You know the problem with this place? Not enough tree stumps!
Tree stumps make excellent chopping blocks, if they're big enough. "Big" is kind of an issue around here, when it comes to trees.
The best I could do was this big timber, which I don't know where it came from but it's like a railroad tie with giantism. Unfortunately it had already stood in the sun for a long time, and halfway through the winter it started splitting like the firewood. I need a better block, but in the meantime there's all this old heavy-gauge wire laying around...
This was the coolest find ever. Hardware-store axes, at least the two I've had, are useless. Okay for splitting, maybe, marginally, but shite for chopping. You have to grind for a month to get an edge, then they won't hold it. Good axes are expensive.
I found this axe head on the ground one day, while walking the boys. No clue what the story is. It's real beat-up, but holds a great edge. Only cost me an axe handle and a little clean-up. As you can see, the handle is already well-endowed with idiot marks.

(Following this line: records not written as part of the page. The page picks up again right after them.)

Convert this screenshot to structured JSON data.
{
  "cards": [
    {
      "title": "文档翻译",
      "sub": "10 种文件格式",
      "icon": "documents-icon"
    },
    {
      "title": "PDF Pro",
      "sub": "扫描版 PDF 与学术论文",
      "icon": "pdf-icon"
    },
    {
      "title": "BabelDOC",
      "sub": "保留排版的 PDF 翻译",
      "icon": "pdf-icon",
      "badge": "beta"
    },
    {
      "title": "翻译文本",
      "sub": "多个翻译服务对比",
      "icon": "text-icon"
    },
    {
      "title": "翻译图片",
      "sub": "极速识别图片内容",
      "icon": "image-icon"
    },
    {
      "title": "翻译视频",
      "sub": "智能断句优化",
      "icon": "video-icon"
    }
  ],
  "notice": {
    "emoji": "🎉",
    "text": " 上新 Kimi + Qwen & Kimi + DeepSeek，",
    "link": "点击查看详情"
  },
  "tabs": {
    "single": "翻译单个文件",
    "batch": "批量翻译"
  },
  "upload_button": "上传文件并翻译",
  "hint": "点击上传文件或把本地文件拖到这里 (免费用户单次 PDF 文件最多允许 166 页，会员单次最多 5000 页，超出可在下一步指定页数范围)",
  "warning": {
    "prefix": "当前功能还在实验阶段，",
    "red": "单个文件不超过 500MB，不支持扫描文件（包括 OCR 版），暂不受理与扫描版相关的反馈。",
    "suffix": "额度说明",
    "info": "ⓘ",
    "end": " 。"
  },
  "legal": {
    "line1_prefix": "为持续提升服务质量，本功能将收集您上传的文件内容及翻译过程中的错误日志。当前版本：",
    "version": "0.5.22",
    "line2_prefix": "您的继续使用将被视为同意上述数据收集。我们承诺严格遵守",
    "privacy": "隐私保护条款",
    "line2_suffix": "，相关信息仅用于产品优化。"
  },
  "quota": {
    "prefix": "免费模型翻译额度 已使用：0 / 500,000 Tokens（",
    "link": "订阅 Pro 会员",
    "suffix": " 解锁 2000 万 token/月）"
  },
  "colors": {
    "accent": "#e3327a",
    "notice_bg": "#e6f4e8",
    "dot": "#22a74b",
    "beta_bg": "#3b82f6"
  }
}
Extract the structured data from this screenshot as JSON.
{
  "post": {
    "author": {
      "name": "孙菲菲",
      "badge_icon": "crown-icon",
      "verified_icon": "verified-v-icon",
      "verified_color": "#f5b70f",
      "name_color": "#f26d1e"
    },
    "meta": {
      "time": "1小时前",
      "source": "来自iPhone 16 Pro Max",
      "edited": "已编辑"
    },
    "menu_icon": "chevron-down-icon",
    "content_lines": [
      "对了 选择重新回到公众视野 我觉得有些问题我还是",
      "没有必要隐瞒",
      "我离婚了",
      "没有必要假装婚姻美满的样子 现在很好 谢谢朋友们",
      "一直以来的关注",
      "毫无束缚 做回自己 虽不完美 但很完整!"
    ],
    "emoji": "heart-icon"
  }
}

The one necessary skill a year and a half at the saw shop didn't teach me was how to sharpen chains without an expensive grinder. I'm only now learning how to file chain teeth. Getting there.
I suppose it's time...
6 hours ago
2 comments:
A bit of radiator hose or some other such rubbery substance and some zip ties or some other such ligature will keeps those over strikes from bashing up that axe handle and save you having to do much swearing later.
Buck.
If you think commercial axes suck, simply learn how to heat treat them yourself. Axes can be heat treated the same way as chisels, heat to orange-red, quench blade half in oil, use remaining heat from still warm back to draw temper. Go for straw-yellow as color. Then quench completely.
Time-trusted method. Useful if you are far from the next tool shop.